Another cool thing is that it would probably be the hub of something else - relations with the Cree nations. Their territories lie mostly in sparsely populated land and connect themselves upward through most of the Canadian shield. You could, in fact, travel your way through Cree territory up to the Northwest territory. The pocket of civilization I described in the Northwest Territory could, in theory, be connected to the rest of Canada through the Cree-controlled river systems of the CS. A French-Canadian/Cree Alliance would not be surprising, nor would be a Newfoundland/Inuit alliance.
Just like post-apocalyptic Norway saw the rise of a sort of neo-Viking culture, post-apocalyptic northern Quebec could see the return of the voyageurs. Whereas the Newfies will be the masters of the sea, the Canadiens and their Cree allies will be masters of the land, capable of traveling through the complicated and hazardous river system that makes up the true and alternative circulatory system of Canada, connecting pockets of civilization within the Shield, trading for the various staples these communities would be generating for the sake of sustaining human life a bit longer. The voyageur, no longer carrying pelts and pemmican, but spare parts and mail and other necessities, little flickers of light in the deep darkness of the Canadian night.
- The Cree nations would in fact become a serious player, being the most populous first-nation group in Canada and largely located well within the "safe-zone". The Canadian Shield is their turf.
- it's rather generous to give St. Pierre and Miquelon their own part of the alliance. They would probably fall under the dominion of the french Canadians. ;P Canada will remain a nation of two solitudes, even in the post-apocalyptic future!
Other cool things to consider is also some thematic connections these lands have with the SSSS setting. Newfoundland itself was famously discovered by Norse explorers - Vinland and all that. A lot of French-Canadians come from northern France/Bretagne, which was famously colonized by Norse raiders (hence the Normans).
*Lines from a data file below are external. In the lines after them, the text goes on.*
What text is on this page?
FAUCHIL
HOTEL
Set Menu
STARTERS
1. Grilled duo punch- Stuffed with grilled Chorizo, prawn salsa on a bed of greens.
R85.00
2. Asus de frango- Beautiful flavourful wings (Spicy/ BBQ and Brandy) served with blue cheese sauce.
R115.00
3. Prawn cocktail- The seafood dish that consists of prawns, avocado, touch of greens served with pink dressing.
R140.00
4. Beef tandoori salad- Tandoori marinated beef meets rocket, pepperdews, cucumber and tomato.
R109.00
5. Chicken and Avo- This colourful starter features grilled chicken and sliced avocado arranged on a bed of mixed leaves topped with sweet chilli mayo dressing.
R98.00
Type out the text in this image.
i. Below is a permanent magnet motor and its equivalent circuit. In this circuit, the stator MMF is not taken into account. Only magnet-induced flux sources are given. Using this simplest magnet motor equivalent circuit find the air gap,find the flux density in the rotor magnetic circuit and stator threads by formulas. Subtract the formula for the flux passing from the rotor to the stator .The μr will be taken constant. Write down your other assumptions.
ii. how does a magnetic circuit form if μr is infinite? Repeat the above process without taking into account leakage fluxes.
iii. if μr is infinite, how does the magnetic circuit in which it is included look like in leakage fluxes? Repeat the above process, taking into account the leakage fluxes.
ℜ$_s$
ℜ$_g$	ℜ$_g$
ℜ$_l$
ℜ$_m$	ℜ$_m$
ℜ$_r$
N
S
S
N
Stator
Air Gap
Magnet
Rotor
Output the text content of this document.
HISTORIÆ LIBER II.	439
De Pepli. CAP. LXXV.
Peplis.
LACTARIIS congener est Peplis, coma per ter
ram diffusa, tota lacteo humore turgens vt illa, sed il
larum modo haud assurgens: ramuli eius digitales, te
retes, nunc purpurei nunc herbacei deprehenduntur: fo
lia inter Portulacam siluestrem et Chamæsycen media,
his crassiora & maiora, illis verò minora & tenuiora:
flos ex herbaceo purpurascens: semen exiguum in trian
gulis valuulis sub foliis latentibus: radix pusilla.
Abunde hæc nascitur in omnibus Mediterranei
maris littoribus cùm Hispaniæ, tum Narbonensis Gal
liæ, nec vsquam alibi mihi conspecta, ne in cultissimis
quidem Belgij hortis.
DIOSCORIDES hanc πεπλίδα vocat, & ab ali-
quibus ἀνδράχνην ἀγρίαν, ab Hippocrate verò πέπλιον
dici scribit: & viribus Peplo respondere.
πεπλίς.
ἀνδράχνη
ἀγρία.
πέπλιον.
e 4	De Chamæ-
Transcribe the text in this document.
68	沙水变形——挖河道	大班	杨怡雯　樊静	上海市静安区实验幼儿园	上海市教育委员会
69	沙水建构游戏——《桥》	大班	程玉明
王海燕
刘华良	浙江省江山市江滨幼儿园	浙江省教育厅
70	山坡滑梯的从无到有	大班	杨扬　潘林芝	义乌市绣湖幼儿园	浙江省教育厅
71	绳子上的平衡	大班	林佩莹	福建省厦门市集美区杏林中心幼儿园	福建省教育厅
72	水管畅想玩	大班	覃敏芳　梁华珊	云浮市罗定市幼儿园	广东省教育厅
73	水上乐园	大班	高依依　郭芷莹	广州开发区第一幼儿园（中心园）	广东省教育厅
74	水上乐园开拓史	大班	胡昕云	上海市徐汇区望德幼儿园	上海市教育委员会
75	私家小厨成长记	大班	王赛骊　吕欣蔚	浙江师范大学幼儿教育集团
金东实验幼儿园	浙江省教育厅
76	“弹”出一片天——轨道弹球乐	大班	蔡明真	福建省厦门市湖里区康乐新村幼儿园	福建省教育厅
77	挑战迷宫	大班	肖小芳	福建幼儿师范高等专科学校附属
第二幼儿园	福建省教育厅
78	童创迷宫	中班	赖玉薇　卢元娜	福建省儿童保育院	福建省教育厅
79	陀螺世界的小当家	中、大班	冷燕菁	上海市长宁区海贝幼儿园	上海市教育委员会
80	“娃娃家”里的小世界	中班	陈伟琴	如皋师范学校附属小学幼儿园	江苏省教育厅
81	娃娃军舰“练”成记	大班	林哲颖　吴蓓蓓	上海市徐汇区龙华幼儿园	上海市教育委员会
A mix of Norse, Celtic (French populations have the famous Gauls to boast about, while the Newfies have a sizeable heritage of Irish ancestors), and aboriginal religion could be fostered. Anticousti would not be so much a settlement as much as a sanctuary with a sizeable, intact herd of deers and other mammals. A mix between a holy sanctuary and Svalbard. Maybe Newfoundland could be renamed Vinland and Quebec will revert to Canada. I mean, there is no point in calling it Quebec if the rest of Canada does not exist anymore. The Newfies will get to keep their Grade A War Dogs, to boot. Invaluable while out in the literal sea of monsters that will be the Gulf.
Total population - between 70 to 150 000 for Neo-Canada, including Crees.
- On the topic of BC, I think Deadlander's analysis is dead-on and very cool.
One day I will write this fan side-adventure. Canada has a bunch of untapped folklore and imagery that could lend itself nicely to a story and setting like SSSS.
So yeah. Food for thoughts, I suppose.